Cartesian's top 10 tips for investing in a bear market
With challenging conditions set to continue for UK equity investors, picking stocks that are well positioned to weather the storm is now more important than ever.David Stevenson, the highly experienced, Citywire ‘A' rated fund manager of the Ignis Cartesian UK Opportunities Fund, provides ten tips below for investing in a bear market. David has 19 years' investment experience, having successfully managed UK equity long only and long/short funds through both bull and bear markets. He was a founding partner of Cartesian and the Ignis Cartesian UK Opportunities Fund is top quartile since it launched in December 2005.†
Here Stevenson gives his top 10 tips for investing in a bear market:
1. Stick with a proven process
"Cartesian has been using the same stock picking template for more than a decade, through a variety of market environments. The process has delivered outperformance in the past and it continues to working well now. The attributes Cartesian looks for in stocks - earnings quality and financial robustness - seem even more important now than perhaps ever before. It would be a mistake to suddenly try to develop a new approach just because the market is tough."
2. Balance sheet quality is paramount
"Companies which are heavily indebted may not survive the next couple of years. This may seem extreme but that is what we are dealing with at the moment. Companies with low or sustainable gearing, and which therefore have a degree of self-determination over their future and developing their business, are relatively very attractive."

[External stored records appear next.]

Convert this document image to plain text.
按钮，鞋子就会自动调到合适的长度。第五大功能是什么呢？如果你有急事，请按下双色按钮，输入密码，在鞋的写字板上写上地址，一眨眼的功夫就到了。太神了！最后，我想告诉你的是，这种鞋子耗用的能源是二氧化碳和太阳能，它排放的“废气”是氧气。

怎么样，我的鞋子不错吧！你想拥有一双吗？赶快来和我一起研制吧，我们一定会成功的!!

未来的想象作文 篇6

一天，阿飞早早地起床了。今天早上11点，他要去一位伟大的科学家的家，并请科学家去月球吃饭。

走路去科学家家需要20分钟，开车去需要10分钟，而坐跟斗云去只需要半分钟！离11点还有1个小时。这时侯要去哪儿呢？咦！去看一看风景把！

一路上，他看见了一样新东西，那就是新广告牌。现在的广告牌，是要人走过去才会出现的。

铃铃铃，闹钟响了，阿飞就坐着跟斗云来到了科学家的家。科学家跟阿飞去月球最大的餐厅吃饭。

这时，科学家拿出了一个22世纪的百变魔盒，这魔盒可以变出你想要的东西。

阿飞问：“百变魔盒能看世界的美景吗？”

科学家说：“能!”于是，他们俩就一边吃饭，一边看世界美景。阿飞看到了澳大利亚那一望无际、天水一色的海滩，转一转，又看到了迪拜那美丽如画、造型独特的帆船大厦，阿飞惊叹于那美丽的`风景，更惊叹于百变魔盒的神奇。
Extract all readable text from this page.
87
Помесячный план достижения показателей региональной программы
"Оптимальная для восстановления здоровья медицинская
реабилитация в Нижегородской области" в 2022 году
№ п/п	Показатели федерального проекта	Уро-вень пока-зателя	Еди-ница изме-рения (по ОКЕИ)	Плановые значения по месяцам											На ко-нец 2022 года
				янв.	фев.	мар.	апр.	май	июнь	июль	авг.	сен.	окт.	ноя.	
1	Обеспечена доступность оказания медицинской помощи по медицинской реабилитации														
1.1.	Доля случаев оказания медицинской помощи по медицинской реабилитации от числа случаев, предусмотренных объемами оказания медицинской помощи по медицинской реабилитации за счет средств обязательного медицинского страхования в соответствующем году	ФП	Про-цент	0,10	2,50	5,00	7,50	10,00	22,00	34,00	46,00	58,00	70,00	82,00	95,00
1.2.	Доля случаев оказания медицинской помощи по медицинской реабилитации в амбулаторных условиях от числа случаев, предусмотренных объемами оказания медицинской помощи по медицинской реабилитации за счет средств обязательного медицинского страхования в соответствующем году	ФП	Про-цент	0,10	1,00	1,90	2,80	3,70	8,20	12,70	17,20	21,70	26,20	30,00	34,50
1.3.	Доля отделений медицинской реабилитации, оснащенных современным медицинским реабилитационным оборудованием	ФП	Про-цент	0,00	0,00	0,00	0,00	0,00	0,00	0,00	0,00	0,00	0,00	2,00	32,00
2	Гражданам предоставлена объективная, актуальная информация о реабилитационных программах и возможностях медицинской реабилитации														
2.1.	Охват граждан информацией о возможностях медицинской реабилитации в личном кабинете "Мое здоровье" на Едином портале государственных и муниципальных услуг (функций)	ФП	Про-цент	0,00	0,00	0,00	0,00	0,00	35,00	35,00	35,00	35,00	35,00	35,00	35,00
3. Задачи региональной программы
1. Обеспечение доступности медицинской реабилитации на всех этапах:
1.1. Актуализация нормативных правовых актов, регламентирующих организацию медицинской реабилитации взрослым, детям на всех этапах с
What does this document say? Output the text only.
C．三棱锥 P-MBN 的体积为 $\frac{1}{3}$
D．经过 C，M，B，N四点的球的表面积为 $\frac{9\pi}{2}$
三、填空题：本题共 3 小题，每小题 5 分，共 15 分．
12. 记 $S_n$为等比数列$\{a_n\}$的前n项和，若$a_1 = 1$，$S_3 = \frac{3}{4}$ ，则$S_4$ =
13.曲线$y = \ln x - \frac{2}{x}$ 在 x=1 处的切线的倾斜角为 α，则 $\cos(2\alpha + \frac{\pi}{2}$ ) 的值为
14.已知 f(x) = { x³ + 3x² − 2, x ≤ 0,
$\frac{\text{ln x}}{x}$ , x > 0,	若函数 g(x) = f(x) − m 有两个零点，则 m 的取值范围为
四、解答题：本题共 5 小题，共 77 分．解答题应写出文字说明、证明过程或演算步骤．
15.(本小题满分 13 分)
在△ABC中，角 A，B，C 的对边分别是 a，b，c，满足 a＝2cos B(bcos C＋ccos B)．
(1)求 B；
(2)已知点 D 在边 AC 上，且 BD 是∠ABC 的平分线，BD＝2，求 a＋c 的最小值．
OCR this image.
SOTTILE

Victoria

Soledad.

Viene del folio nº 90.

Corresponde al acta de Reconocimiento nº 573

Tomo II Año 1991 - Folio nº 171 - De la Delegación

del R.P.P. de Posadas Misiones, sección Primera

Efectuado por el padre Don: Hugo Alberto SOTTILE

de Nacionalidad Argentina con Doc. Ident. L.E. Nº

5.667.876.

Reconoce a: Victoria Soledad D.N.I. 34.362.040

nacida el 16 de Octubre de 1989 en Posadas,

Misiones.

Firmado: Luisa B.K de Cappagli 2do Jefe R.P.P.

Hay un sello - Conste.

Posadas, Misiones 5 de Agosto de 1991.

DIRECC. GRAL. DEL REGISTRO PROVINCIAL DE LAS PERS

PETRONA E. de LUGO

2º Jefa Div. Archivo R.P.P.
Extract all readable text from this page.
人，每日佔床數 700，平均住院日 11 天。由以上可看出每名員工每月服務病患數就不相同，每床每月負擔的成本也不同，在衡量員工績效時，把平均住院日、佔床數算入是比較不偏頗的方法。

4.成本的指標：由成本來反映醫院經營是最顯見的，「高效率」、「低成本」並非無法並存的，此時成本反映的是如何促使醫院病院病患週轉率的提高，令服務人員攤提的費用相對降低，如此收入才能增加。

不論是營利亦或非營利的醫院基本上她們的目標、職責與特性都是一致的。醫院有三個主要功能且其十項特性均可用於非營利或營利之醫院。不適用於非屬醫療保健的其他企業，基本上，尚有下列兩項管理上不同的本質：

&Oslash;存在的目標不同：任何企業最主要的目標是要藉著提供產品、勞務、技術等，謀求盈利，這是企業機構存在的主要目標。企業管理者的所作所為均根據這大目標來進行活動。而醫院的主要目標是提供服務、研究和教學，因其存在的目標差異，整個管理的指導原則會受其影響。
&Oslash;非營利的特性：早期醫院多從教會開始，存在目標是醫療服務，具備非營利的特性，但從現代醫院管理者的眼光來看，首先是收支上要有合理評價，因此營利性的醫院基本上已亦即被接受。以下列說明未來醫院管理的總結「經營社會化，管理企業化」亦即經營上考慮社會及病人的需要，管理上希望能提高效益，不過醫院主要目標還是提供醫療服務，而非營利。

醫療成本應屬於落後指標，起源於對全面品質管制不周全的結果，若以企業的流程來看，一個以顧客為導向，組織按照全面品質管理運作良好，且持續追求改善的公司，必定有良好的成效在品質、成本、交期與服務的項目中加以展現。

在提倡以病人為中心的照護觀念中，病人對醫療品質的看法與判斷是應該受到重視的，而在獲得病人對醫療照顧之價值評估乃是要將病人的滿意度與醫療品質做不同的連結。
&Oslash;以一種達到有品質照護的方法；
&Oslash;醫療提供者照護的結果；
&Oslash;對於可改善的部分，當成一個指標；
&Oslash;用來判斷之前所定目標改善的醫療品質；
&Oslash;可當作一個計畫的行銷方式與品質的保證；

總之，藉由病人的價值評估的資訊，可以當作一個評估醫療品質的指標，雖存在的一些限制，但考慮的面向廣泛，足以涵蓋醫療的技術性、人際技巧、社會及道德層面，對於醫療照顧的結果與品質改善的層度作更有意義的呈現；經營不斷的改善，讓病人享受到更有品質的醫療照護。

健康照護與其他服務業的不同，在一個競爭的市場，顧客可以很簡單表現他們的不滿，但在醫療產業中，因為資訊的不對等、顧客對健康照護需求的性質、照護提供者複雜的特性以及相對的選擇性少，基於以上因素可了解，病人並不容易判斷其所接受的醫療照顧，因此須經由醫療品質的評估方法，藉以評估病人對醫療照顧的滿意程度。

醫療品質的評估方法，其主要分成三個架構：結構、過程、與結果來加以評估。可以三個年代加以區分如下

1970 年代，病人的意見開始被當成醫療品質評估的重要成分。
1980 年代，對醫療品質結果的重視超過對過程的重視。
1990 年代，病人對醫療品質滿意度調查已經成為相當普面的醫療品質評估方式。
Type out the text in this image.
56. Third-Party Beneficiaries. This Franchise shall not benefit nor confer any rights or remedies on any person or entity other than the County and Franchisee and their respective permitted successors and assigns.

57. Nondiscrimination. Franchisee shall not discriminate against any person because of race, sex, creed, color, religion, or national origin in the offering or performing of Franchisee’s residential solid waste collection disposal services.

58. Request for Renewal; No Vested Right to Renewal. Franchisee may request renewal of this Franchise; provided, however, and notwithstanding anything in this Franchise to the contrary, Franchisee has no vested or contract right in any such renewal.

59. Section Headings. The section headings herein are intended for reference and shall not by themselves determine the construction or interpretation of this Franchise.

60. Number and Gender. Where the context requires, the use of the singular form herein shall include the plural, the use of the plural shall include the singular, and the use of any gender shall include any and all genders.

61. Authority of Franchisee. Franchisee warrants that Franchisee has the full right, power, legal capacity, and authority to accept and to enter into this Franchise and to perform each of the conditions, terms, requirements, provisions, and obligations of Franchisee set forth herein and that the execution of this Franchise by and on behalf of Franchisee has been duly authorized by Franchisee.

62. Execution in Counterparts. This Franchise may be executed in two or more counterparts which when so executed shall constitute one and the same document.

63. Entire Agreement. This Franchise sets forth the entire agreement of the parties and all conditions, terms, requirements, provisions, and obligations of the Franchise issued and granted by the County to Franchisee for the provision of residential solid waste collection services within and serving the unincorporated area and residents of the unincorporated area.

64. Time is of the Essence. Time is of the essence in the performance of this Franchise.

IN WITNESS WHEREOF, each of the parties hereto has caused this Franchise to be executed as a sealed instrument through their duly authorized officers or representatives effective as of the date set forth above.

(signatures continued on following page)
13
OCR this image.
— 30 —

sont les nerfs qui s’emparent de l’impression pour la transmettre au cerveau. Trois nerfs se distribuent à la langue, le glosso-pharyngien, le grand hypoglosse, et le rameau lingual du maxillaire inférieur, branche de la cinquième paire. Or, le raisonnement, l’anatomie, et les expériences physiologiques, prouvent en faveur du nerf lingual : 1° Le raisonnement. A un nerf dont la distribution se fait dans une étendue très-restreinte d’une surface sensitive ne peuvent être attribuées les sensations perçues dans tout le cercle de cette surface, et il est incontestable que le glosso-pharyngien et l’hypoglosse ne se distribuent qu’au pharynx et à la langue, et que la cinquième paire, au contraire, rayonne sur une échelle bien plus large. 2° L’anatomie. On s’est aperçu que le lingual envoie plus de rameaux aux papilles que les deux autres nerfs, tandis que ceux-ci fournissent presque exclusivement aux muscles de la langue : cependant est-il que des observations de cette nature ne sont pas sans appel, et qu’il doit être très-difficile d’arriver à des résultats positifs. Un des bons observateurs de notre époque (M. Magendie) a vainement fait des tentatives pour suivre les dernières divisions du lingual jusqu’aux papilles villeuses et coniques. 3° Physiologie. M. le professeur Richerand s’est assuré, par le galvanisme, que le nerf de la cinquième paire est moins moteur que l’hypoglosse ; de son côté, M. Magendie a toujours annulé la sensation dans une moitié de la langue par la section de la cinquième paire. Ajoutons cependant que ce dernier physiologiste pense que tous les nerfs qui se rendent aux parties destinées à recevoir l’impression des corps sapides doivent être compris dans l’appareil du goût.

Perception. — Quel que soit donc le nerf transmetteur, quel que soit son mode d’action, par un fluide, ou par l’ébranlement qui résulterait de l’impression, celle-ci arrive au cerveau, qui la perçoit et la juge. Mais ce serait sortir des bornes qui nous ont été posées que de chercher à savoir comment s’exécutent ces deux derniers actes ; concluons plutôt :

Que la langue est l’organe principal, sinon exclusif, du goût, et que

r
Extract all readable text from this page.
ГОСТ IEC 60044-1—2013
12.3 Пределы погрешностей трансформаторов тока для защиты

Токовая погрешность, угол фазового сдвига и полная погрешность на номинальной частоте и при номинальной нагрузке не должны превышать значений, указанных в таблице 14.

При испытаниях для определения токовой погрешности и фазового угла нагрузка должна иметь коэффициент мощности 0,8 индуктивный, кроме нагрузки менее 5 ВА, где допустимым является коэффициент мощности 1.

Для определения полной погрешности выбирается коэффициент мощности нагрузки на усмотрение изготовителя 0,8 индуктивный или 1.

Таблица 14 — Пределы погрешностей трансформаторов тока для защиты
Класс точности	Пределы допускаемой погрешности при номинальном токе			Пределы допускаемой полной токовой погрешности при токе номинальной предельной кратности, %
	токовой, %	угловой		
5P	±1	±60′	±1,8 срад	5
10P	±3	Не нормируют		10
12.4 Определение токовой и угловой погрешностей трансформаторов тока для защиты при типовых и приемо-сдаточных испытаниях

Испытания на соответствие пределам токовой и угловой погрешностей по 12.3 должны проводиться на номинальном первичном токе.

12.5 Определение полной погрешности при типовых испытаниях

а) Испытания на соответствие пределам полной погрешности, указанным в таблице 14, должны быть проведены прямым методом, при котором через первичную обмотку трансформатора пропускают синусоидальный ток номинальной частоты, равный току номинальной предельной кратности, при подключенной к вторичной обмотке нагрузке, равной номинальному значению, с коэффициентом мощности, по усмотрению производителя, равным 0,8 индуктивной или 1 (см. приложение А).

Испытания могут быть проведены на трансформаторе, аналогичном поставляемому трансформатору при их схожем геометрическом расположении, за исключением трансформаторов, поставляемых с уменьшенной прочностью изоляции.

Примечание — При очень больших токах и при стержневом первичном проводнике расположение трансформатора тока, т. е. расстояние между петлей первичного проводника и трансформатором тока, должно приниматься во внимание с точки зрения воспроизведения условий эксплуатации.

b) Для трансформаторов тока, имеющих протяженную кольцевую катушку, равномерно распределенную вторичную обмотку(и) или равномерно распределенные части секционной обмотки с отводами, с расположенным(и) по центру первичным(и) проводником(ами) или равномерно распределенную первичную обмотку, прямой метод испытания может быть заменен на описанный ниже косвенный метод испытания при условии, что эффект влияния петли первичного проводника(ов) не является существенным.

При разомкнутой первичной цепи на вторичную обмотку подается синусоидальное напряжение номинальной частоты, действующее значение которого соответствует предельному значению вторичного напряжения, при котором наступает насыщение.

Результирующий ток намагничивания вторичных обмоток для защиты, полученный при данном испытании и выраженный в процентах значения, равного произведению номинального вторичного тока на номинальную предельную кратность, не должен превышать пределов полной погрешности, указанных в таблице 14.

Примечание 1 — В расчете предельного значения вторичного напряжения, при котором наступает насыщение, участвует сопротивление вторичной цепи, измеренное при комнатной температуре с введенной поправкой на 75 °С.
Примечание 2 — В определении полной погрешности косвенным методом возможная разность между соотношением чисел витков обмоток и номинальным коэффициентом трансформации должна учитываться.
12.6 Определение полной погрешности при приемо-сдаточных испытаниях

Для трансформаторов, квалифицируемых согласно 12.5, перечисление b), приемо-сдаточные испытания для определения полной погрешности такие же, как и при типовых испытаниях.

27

3. Be wary of unsustainable historic dividends
"Companies have had free and easy access to very cheap debt for a long time. This has led many companies to borrow to fund share buybacks, special dividends and supernormal dividend growth. That borrowing has now been completely cut off, and those companies that over-engineered their position and have cyclical earnings streams are going to be in trouble."
4. Look for companies with resilient earnings
"Earnings are under pressure right across the market, but investors can mitigate that risk by looking for companies with more defendable earnings. That means companies with big franchises, big market shares and companies that have leverage over their competitors or their suppliers. These companies can eke out a bit more market share or a better margin."
5. Think big
"Big brands have the kind of footprint that will allow them to survive through what is clearly a difficult environment. Companies like Vodafone, Centrica and National Grid are all likely to outperform. These all operate in areas where spending remains necessary; other attractive areas include food retailers and pharmaceutical companies."
6. Don't trust company directors' dealing
"As the market moved into the downturn, there were plenty of examples of company directors buying up stock in their own companies. These directors assumed they knew better than the stock market and were bottom fishing, but so far they have been proved wrong. Now directors' activity has slowed, as company outlook statements broadly indicate that times are tough and are unlikely to improve in the near-term."
7. Avoid the temptation to become a short-term trader
"Cartesian's skill is as an investment manager, not as a trader. Investment views need to be made on at least a one year basis, and a bear market does not change that. At Cartesian the average holding period is around two years, and that is unlikely to be affected by the current environment."
8. Don't be afraid to hold a more concentrated portfolio
"In a bear market the number of attractive stock ideas tends to fall. Over the past year, the Cartesian UK Opportunities Fund has moved to a more concentrated core of around 40 holdings. As and when opportunities arise, new positions will of course be added. However, the important lesson is not to hold low conviction stocks just for the sake of being diversified."
9. Think independently
"Don't be fooled by consensus thinking or the latest fashion. Fundamental analysis of balance sheets and earnings will give a clear picture of companies' future prospects. This then allows a portfolio to be built up from individual holdings - "bottom up" - without having to worry about forming a view on overarching macroeconomic or benchmark themes."
10. Be patient
"The UK stock market will recover, but not overnight. At the moment the market is still very difficult and it would be foolish to invest expecting the market to bounce back straightaway. Cartesian expects the market to recover only when the macro statistics show that borrowing has come down (and saving going up), unemployment is peaking and the housing market has bottomed out."